Desejando estar à altura da expectativa deles, meu primeiro impulso foi o de escolher um entre os tantos dotes consagrados na tradição dos heróis. Voar, por exemplo. Este desejo acompanha a humanidade desde sempre. Pensando adiante, ser (tornar-se) invisível é outro fetiche contemplado por diversas obras de ficção, vindo a calhar em determinadas situações. Melhor mesmo só quando combinamos o poder de sumir ao de se materializar em qualquer outro ponto do planeta. Já pensou o quanto quem tivesse tais faculdades economizaria com gasolina ou passagens?

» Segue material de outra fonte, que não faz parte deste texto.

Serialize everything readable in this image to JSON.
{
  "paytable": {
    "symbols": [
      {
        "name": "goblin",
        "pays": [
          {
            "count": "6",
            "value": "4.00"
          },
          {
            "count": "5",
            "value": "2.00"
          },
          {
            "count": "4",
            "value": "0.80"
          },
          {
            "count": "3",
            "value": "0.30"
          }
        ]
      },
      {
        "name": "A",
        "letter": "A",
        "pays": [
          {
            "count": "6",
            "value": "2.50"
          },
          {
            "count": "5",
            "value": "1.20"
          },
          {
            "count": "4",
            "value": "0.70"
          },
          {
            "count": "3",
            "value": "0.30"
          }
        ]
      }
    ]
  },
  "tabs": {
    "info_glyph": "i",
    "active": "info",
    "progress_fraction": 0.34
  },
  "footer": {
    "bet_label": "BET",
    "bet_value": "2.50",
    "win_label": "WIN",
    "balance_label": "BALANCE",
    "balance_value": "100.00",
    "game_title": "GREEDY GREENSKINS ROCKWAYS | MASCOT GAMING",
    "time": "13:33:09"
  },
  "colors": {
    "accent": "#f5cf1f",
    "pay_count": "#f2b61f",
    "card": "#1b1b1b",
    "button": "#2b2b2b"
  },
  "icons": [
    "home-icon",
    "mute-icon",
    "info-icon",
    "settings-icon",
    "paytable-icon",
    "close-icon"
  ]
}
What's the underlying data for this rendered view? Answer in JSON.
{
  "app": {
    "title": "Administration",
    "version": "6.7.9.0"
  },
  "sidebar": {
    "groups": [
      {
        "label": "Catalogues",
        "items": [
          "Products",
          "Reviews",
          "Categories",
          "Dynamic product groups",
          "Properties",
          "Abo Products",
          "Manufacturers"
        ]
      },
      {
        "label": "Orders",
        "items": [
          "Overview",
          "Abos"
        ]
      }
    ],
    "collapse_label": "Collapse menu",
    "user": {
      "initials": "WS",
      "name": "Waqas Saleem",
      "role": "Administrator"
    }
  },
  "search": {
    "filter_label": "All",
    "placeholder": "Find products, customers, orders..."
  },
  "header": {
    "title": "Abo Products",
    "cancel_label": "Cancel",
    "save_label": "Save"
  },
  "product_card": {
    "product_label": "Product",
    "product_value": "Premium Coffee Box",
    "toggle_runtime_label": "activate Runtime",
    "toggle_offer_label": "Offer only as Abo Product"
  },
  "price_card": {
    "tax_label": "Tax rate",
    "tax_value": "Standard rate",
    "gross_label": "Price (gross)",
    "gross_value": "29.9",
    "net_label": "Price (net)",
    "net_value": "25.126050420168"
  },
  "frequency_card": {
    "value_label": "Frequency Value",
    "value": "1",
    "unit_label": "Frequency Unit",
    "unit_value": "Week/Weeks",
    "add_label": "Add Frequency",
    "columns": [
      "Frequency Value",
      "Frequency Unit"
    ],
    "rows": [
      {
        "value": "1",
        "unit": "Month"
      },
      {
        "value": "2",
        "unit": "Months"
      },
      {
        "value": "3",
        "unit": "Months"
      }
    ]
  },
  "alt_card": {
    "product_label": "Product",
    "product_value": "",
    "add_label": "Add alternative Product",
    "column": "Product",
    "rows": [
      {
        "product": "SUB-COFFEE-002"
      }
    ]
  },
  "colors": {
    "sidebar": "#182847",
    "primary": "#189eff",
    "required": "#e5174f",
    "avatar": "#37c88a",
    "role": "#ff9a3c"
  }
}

Continuei meu inventário: força desproporcional, visão à distância, alcance de elástico, imortalidade... Fiz um rápido passeio pelas mais diversas qualidades dos super-heróis famosos antes de escolher uma para mim. E acabei abandonando todas. O que respondi aos filhos pareceu ser bastante animador: se eu pudesse escolher um superpoder, ele seria o da eloquência. Sim, o poder do convencimento. Depois de hesitarem por alguns segundos, as crianças concordaram: seria um poder e tanto! Com isso, senti até o gostinho de ter tal capacidade.

O passo seguinte foi imaginarmos o que ganharíamos com o superpoder da persuasão. Conseguiríamos convencer alguém a trocar uma nota de um Real por outra de cem? Melhor: trocar o nosso carro antigo por uma Ferrari zero quilômetros, taco a taco? Melhor ainda: propor qualquer negócio deixando a outra parte com a sensação de que saíra levando vantagem? Namoraríamos os mais desejados astros e estrelas? Teríamos o emprego dos sonhos, o salário dos sonhos... Mas, vem cá, precisaríamos mesmo trabalhar em busca do sustento? Em questão de minutos, descobrimos uma força absurda no poder do convencimento. E, de quebra, o perigo que corremos de, com ele, atropelar a ética e nos locupletarmos. Enfim, fazer uso errado deste poder. Horrível!

Lembrei disso pensando em nossos Poderes da República. Excetuando o Judiciário, para o qual os candidatos prestam concurso público (e isso está longe de torná-lo infalível), os outros poderosos galgam suas posições por intermédio do voto. Logo, usam da persuasão para assumirem o Poder Legislativo e Executivo. E, revestidos destes Poderes, fazem o quê? Lamentavelmente, parece que nada do que esperamos dos super-heróis, isto é, proteger os fracos e oprimidos. O noticiário tampouco indica que lutem pela justiça, prendam os facínoras, impeçam as tragédias. Quem dera... Na verdade, alguns usam os superpoderes oferecidos pela democracia para levar vantagem em tudo, segundo a antiga (e famosa) Lei de Gérson.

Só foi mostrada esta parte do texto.